Quantitative assessment of changes occurring in organic matter during early diagenesis

Abstract
It is perhaps a truism that sedimentary organic geochemical processes can best be quantified if the concentrations of the major organic chemicals are known. While numerous authors have reported the concentrations of one or other compound classes, relatively few studies have accounted for all of the organic carbon in a well-resolved depth sequence of Recent sediments. In the present study, we report a mass balance for organic carbon in 1 cm sections of Recent sediment (0-10 cm) from offshore Peru by measuring the major, operationally defined classes of biochemicals: proteins, carbohydrates and lipids.
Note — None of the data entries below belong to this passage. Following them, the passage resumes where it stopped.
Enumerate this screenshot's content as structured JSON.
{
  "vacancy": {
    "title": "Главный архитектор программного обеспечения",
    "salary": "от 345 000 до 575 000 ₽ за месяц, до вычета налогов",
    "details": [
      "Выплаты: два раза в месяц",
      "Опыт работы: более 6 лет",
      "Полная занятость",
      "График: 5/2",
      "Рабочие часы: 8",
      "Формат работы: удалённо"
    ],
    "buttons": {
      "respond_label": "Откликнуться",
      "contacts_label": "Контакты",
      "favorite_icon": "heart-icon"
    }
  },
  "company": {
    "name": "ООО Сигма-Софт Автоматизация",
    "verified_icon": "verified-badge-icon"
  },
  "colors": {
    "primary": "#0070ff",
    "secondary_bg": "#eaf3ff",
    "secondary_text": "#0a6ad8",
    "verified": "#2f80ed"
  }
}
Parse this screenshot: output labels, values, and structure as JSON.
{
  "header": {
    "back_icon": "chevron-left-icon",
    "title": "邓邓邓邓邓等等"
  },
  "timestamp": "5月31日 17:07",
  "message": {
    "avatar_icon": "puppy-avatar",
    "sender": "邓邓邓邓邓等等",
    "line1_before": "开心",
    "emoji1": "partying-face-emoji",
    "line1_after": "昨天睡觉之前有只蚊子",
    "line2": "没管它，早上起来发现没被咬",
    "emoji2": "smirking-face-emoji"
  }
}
However, in deeper sediments in the same core (200 cm), the proportion of organic carbon that can be accounted for by present analytical methods is only about 60%, and recalculation of published data shows that this decreases to only a few percent at 100 m depth. We discuss briefly, methods which have proved useful for characterization of the uncharacterized fraction which some workers have termed humin or ‘proto-kerogen’. The smooth and rapid decreases in the proportions of ‘protein’ and ‘carbohydrate ’ carbon and ‘ bound ’ lipids in this core are attributed to diagenetic alteration rather than to variations in input, confirming many previous results. The overall proportions of free lipids, in contrast, did not decrease systematically in the shallowest sediments (0-25 cm). This is not reflected in most previous studies of individual lipids, many of which decrease rapidly with depth in these sediments. We suggest that interactions within the lipids may account for this apparent discrepancy.